Keyword based approaches suffer from several drawbacks. They require
that the user have a good understanding of the corpus he is querying
("computer" might be a good search term in an encyclopedia, but would
be useless in a database of ACM abstracts); and also that he have a
narrowly focused query (faced with a corpus of New York Times
articles, how might keyword search help determine "what happened this
year?"). In a certain sense, keyword based queries provide the
functionality of the index in the back of a book: useful if you are
familiar with the contents and have a specific information need;
useless if you have not seen the book before or are examining a
broader question.
We have proposed and implemented a new retrieval paradigm called
scatter/gather. It is based on automated clustering of documents by
subject. It presents the user with a table of contents for the corpus
under examination, and allows the user to home in on interesting
topics. This provides a browsing tool which complements and extends
traditional search techniques. This tool is fully automated,
requiring no human preprocessing to assign keywords or subject labels
to the documents. Instead, it is the computer which determines the
topics; the user need only determine which topics appear relevant to
his information need. Keyword searches require that the user come up
with the right question; with scatter/gather it is the computer which
asks the questions, while the user has the much easier task of
answering them.
Scatter/gather also serves as an effective companion to keyword
search. It can be used before searching to help formulate a good
query, and it can be used after keyword search on those many occasions
when a query retrieves too many documents to examine individually.

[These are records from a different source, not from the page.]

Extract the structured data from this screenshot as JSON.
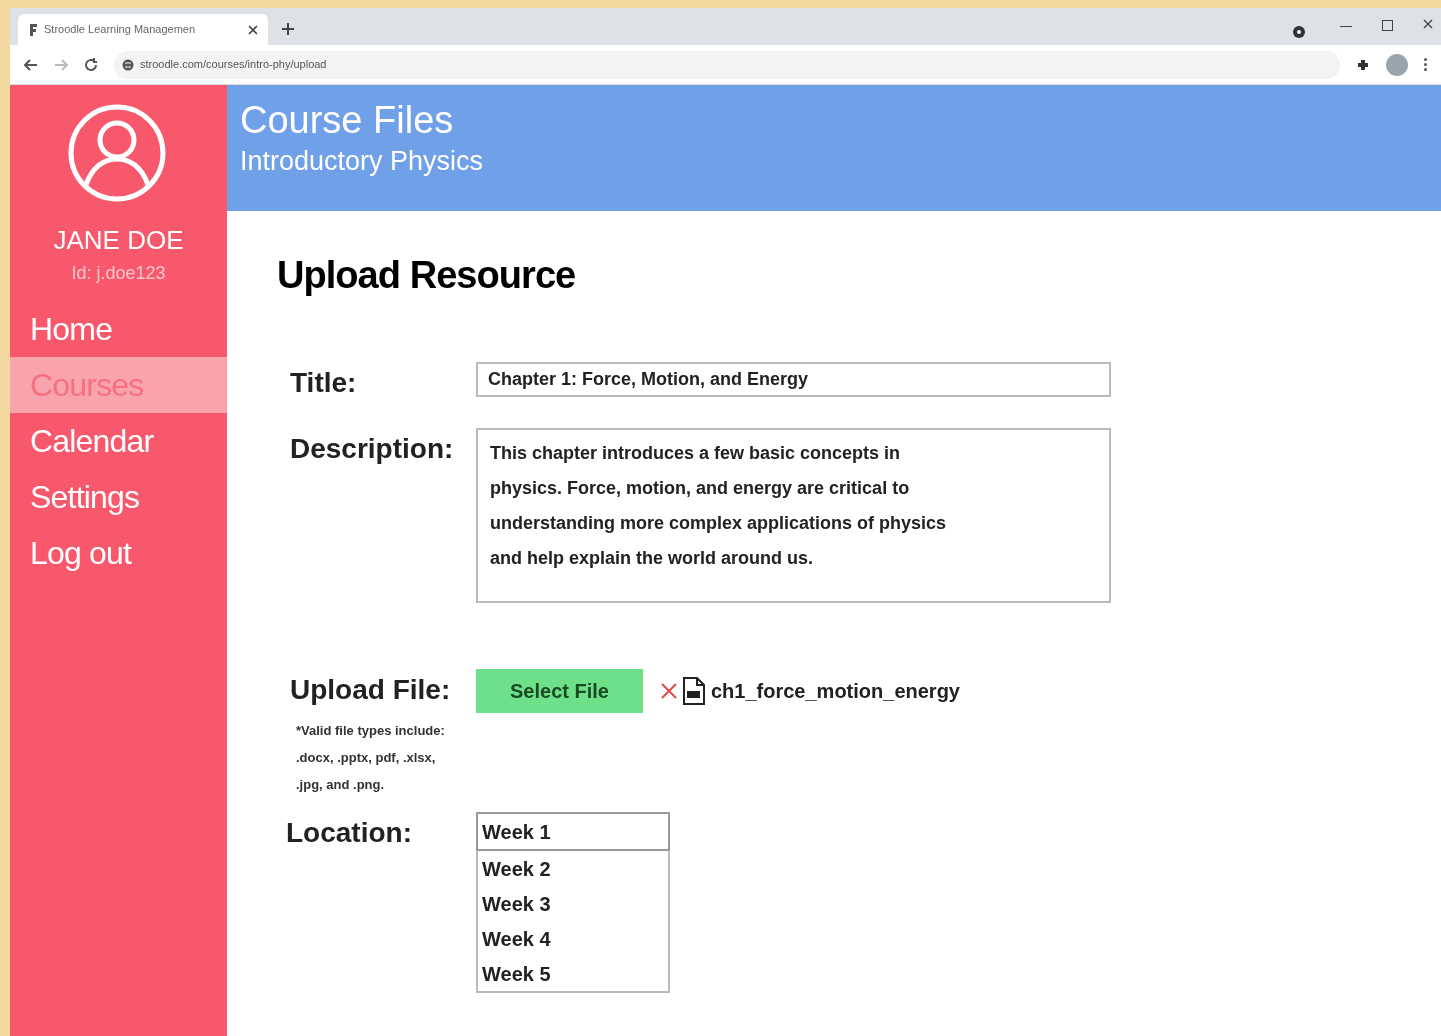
{
  "browser": {
    "tab_title": "Stroodle Learning Managemen",
    "url": "stroodle.com/courses/intro-phy/upload"
  },
  "sidebar": {
    "user_name": "JANE DOE",
    "user_id": "Id: j.doe123",
    "items": [
      {
        "label": "Home",
        "selected": false
      },
      {
        "label": "Courses",
        "selected": true
      },
      {
        "label": "Calendar",
        "selected": false
      },
      {
        "label": "Settings",
        "selected": false
      },
      {
        "label": "Log out",
        "selected": false
      }
    ]
  },
  "header": {
    "title": "Course Files",
    "subtitle": "Introductory Physics"
  },
  "form": {
    "heading": "Upload Resource",
    "title_label": "Title:",
    "title_value": "Chapter 1: Force, Motion, and Energy",
    "description_label": "Description:",
    "description_value": "This chapter introduces a few basic concepts in physics. Force, motion, and energy are critical to understanding more complex applications of physics and help explain the world around us.",
    "upload_label": "Upload File:",
    "upload_note": "*Valid file types include: .docx, .pptx, pdf, .xlsx,  .jpg, and .png.",
    "select_button": "Select File",
    "file_name": "ch1_force_motion_energy",
    "location_label": "Location:",
    "location_value": "Week 1",
    "location_options": [
      "Week 2",
      "Week 3",
      "Week 4",
      "Week 5"
    ]
  }
}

To support scatter/gather, several algorithmic questions had to be
answered. Classical document clustering algorithms required time
quadratic in the number of documents in the collection. This is
prohibitively expensive, even as a preprocessing step, when corpora
can contain billions of documents. We therefore developed new
clustering algorithms which run in linear time. While linear time is
feasible off-line, once the user arrives an information retrieval
system must respond in constant time (typically under 10 seconds)
regardless of the size of a corpus. We therefore developed linear
time preprocessing algorithms and data structures which allow us to
support scatter/gather in constant time on arbitrarily large document
collections.
Joint work with Doug Cutting, Jan Pedersen, and John Tukey.
Host: Cliff Young
------- End of Forwarded Message